Okay, maybe things have changed a little since I was a youngster (or at least I hope so), but women talk about guilt enough for it to be a pretty pervasive cultural condition. We feel guilty if our houses aren’t clean and well-decorated. We feel guilty sitting down to read, or watch TV, or paint our nails, or just be–there is so much grocery shopping, folding, dusting, scrubbing, washing to do. Every spare second must be occupied with bettering something material; something other than ourselves.
This condition is compounded when you’re a caregiver or teacher. You give a lot of yourself at work, often for little reward. At the end of this semester, I had a list of to-dos that would keep me busy until 2016, and I was going to do it all during my four-week winter break. This list included such items as landscape the entire front yard myself, make Christmas happen, and write my novel.
So of course, I got sick. Like, really sick. The kind of two-week cold that reminds you that you’re human, thus you live in a human body, and that for most of human history these bodies died of illness all the time. I planted myself on the couch and put down roots, like a moss you can’t scrap from the side of your house.
This annoyed me a lot at first.

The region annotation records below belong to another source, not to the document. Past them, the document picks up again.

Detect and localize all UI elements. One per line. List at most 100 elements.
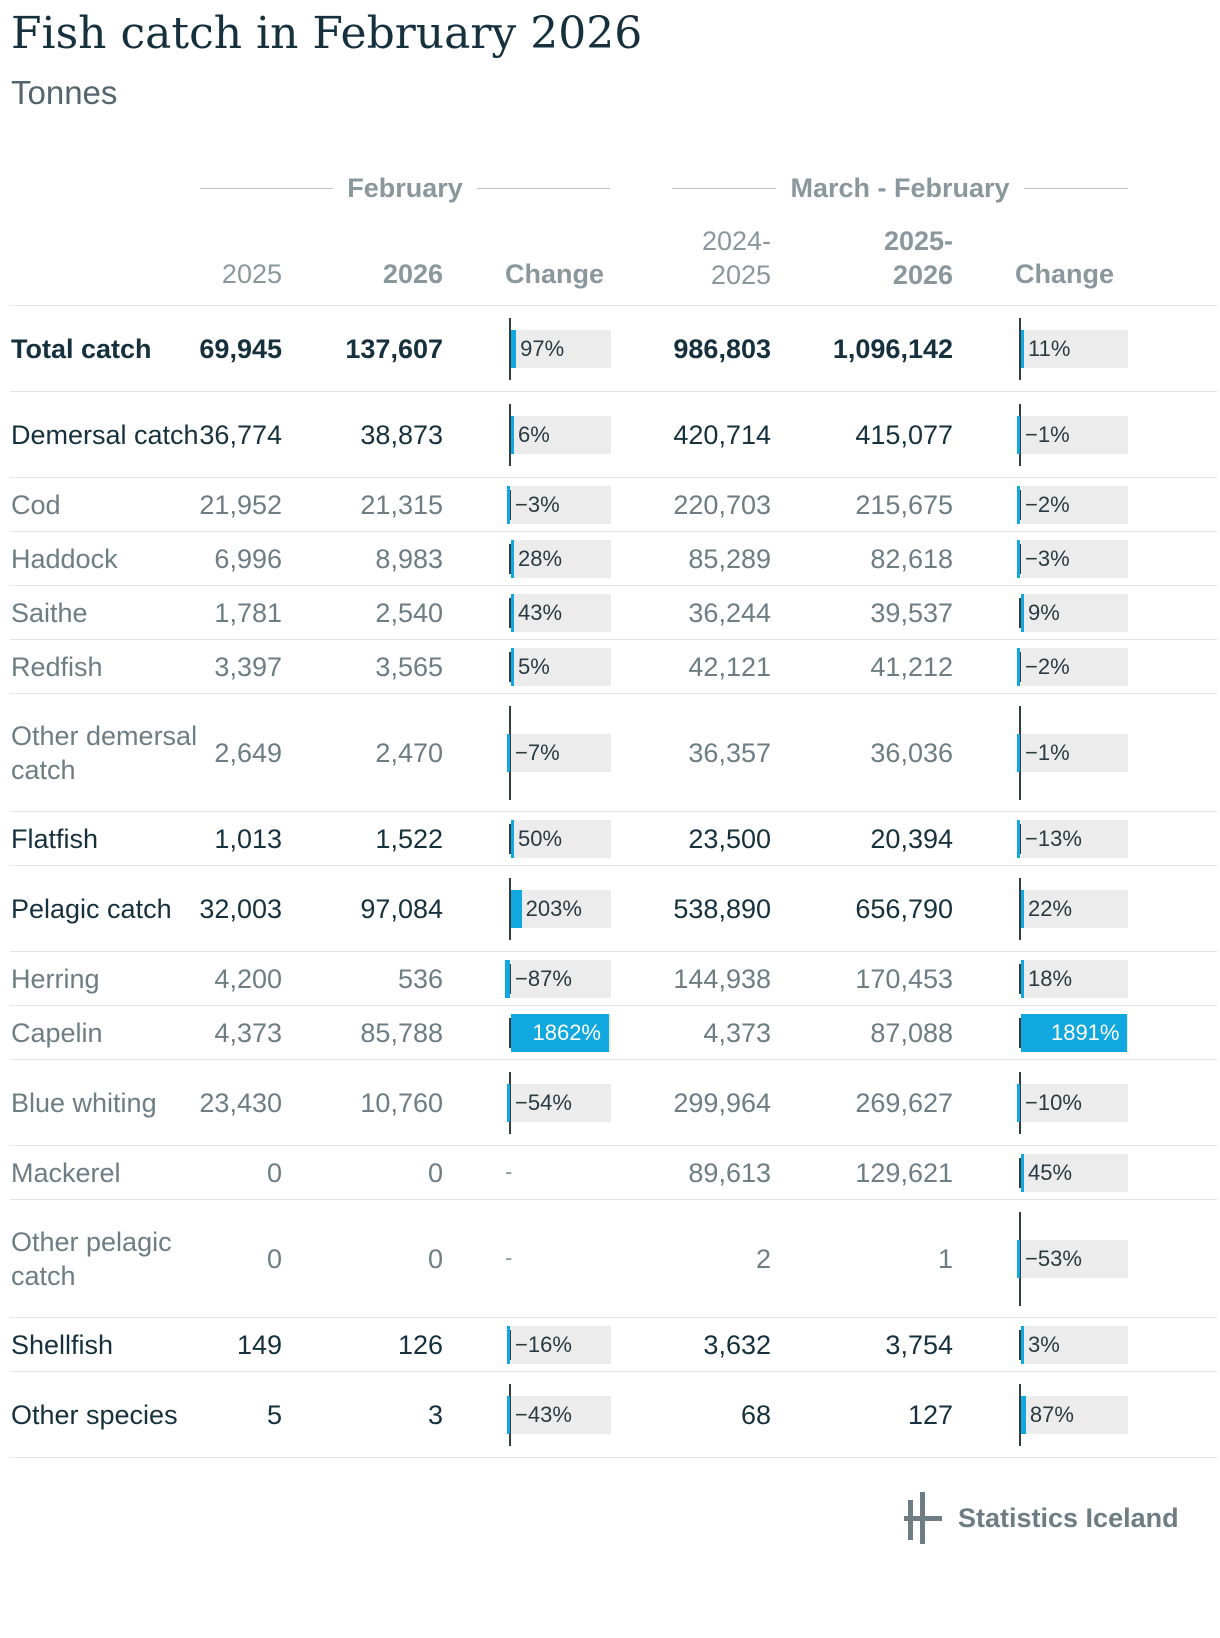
row-divider bbox=[10, 305, 1217, 306]
mf-change-label: 87% bbox=[1029, 1402, 1074, 1427]
feb-2026-value: 85,788 bbox=[360, 1018, 443, 1048]
mf-2024-2025-value: 538,890 bbox=[673, 894, 771, 924]
feb-change-bar-bg bbox=[511, 734, 611, 772]
col-head-mf-2025-2026: 2025- 2026 bbox=[883, 226, 953, 290]
feb-change-bar bbox=[511, 330, 517, 368]
feb-2025-value: 23,430 bbox=[199, 1088, 282, 1118]
mf-change-axis bbox=[1019, 878, 1021, 940]
mf-2025-2026-value: 1,096,142 bbox=[832, 334, 953, 364]
mf-change-bar bbox=[1017, 1084, 1020, 1122]
feb-change-axis bbox=[509, 318, 511, 380]
feb-2025-value: 149 bbox=[236, 1330, 282, 1360]
mf-change-axis bbox=[1019, 1018, 1021, 1048]
feb-change-label: 97% bbox=[520, 336, 565, 361]
feb-change-bar bbox=[505, 960, 510, 998]
mf-change-bar bbox=[1021, 1396, 1026, 1434]
mf-change-bar-bg bbox=[1021, 1154, 1128, 1192]
mf-2025-2026-value: 170,453 bbox=[855, 964, 953, 994]
mf-change-bar bbox=[1021, 890, 1024, 928]
group-label-february: February bbox=[347, 172, 463, 203]
feb-2026-value: 38,873 bbox=[360, 420, 443, 450]
feb-change-axis bbox=[509, 824, 511, 854]
mf-2025-2026-value: 87,088 bbox=[870, 1018, 953, 1048]
row-divider bbox=[10, 391, 1217, 392]
mf-change-axis bbox=[1019, 1158, 1021, 1188]
mf-2025-2026-value: 129,621 bbox=[855, 1158, 953, 1188]
feb-change-bar-bg bbox=[511, 1396, 611, 1434]
row-label: Saithe bbox=[11, 598, 88, 628]
feb-2025-value: 0 bbox=[266, 1158, 282, 1188]
table-row: Capelin 4,373 85,788 4,373 87,088 1862% 1891% bbox=[0, 1006, 1220, 1060]
feb-change-axis bbox=[509, 652, 511, 682]
group-rule bbox=[672, 187, 777, 189]
feb-2026-value: 1,522 bbox=[375, 824, 443, 854]
table-row: Flatfish 1,013 1,522 23,500 20,394 50% −13% bbox=[0, 812, 1220, 866]
mf-change-bar bbox=[1021, 594, 1024, 632]
row-label: Other species bbox=[11, 1400, 178, 1430]
row-divider bbox=[10, 1317, 1217, 1318]
mf-change-bar bbox=[1021, 1326, 1024, 1364]
feb-change-axis bbox=[509, 878, 511, 940]
row-label: Demersal catch bbox=[11, 420, 199, 450]
feb-change-label: −3% bbox=[515, 492, 560, 517]
feb-change-bar bbox=[507, 734, 510, 772]
feb-2025-value: 6,996 bbox=[214, 544, 282, 574]
mf-change-label: −13% bbox=[1025, 826, 1082, 851]
row-divider bbox=[10, 531, 1217, 532]
page-title: Fish catch in February 2026 bbox=[11, 8, 643, 59]
feb-2025-value: 21,952 bbox=[199, 490, 282, 520]
mf-change-bar bbox=[1021, 960, 1024, 998]
feb-2026-value: 137,607 bbox=[345, 334, 443, 364]
feb-change-bar-bg bbox=[511, 486, 611, 524]
feb-change-axis bbox=[509, 964, 511, 994]
mf-change-axis bbox=[1019, 544, 1021, 574]
mf-change-axis bbox=[1019, 1330, 1021, 1360]
col-head-mf-2024-2025: 2024- 2025 bbox=[701, 226, 771, 290]
feb-2026-value: 0 bbox=[427, 1158, 443, 1188]
mf-2024-2025-value: 4,373 bbox=[703, 1018, 771, 1048]
mf-change-bar bbox=[1017, 416, 1020, 454]
feb-change-label: 1862% bbox=[532, 1020, 601, 1045]
row-divider bbox=[10, 1199, 1217, 1200]
feb-change-bar-bg bbox=[511, 820, 611, 858]
row-label: Flatfish bbox=[11, 824, 99, 854]
feb-change-axis bbox=[509, 1384, 511, 1446]
feb-change-bar-bg bbox=[511, 648, 611, 686]
mf-change-bar bbox=[1021, 330, 1024, 368]
feb-change-label: −54% bbox=[515, 1090, 572, 1115]
mf-change-bar bbox=[1017, 486, 1020, 524]
feb-2025-value: 32,003 bbox=[199, 894, 282, 924]
mf-change-bar bbox=[1017, 648, 1020, 686]
row-label: Mackerel bbox=[11, 1158, 121, 1188]
feb-2026-value: 10,760 bbox=[360, 1088, 443, 1118]
mf-change-bar-bg bbox=[1021, 330, 1128, 368]
table-row: Other demersal catch 2,649 2,470 36,357 36,0… bbox=[0, 694, 1220, 812]
mf-change-axis bbox=[1019, 1384, 1021, 1446]
feb-change-bar bbox=[511, 594, 514, 632]
mf-2024-2025-value: 420,714 bbox=[673, 420, 771, 450]
feb-change-bar-bg bbox=[511, 890, 611, 928]
table-row: Cod 21,952 21,315 220,703 215,675 −3% −2% bbox=[0, 478, 1220, 532]
feb-change-label: 203% bbox=[525, 896, 582, 921]
mf-change-bar-bg bbox=[1021, 820, 1128, 858]
feb-change-axis bbox=[509, 544, 511, 574]
feb-change-axis bbox=[509, 706, 511, 800]
mf-change-bar-bg bbox=[1021, 1240, 1128, 1278]
table-row: Other species 5 3 68 127 −43% 87% bbox=[0, 1372, 1220, 1458]
group-rule bbox=[1023, 187, 1128, 189]
mf-2025-2026-value: 3,754 bbox=[885, 1330, 953, 1360]
row-label: Total catch bbox=[11, 334, 152, 364]
mf-change-bar-bg bbox=[1021, 890, 1128, 928]
mf-change-label: 18% bbox=[1028, 966, 1073, 991]
mf-change-axis bbox=[1019, 652, 1021, 682]
mf-change-bar-bg bbox=[1021, 1084, 1128, 1122]
row-divider bbox=[10, 1059, 1217, 1060]
mf-2025-2026-value: 215,675 bbox=[855, 490, 953, 520]
mf-2024-2025-value: 89,613 bbox=[688, 1158, 771, 1188]
feb-2026-value: 3 bbox=[427, 1400, 443, 1430]
mf-change-bar-bg bbox=[1021, 1326, 1128, 1364]
mf-change-axis bbox=[1019, 404, 1021, 466]
mf-change-bar-bg bbox=[1021, 594, 1128, 632]
mf-change-label: 3% bbox=[1028, 1332, 1060, 1357]
table-row: Herring 4,200 536 144,938 170,453 −87% 18% bbox=[0, 952, 1220, 1006]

I had so much to do! So much to get done! All the stuff was not getting done! But I had a stack of library books, enough tissue to get me through a fortnight, and time off work, so I settled in and paid my dues. It’s been almost two weeks, and I’m slowly easing back into the life of a living person. I’ve had a lot of time to think, a lot of time to veg, and I’ve decided that this is the best way I could’ve spent my time off.
It occurred to me today that maybe this was why I have been so uninspired to write for the past few months. I have been giving so much of myself at work and at home that there was nothing left. The Artist’s Way makes it pretty clear that an artist cannot keep emptying their creative reserves without taking in inspiration. Christian teaching, and probably that of other religions as well, also claims that in order to give, one’s spirit must be full, so she can pour out on others. You can’t give if you have nothing to spare.
I couldn’t give any more. I was empty.
So maybe there was a purpose to my two weeks of quality time spent with Buffy the Vampire Slayer and my stack of Irish mystery novels. I get the impression that I’m filling myself up for the semester to come. I’m not usually the couch potato type, but I think this is what I needed.
At least, that’s what I’m telling myself when the guilt creeps in. Then I flip on the TV and the guilt gets smothered by the sound of vampire ass-kicking.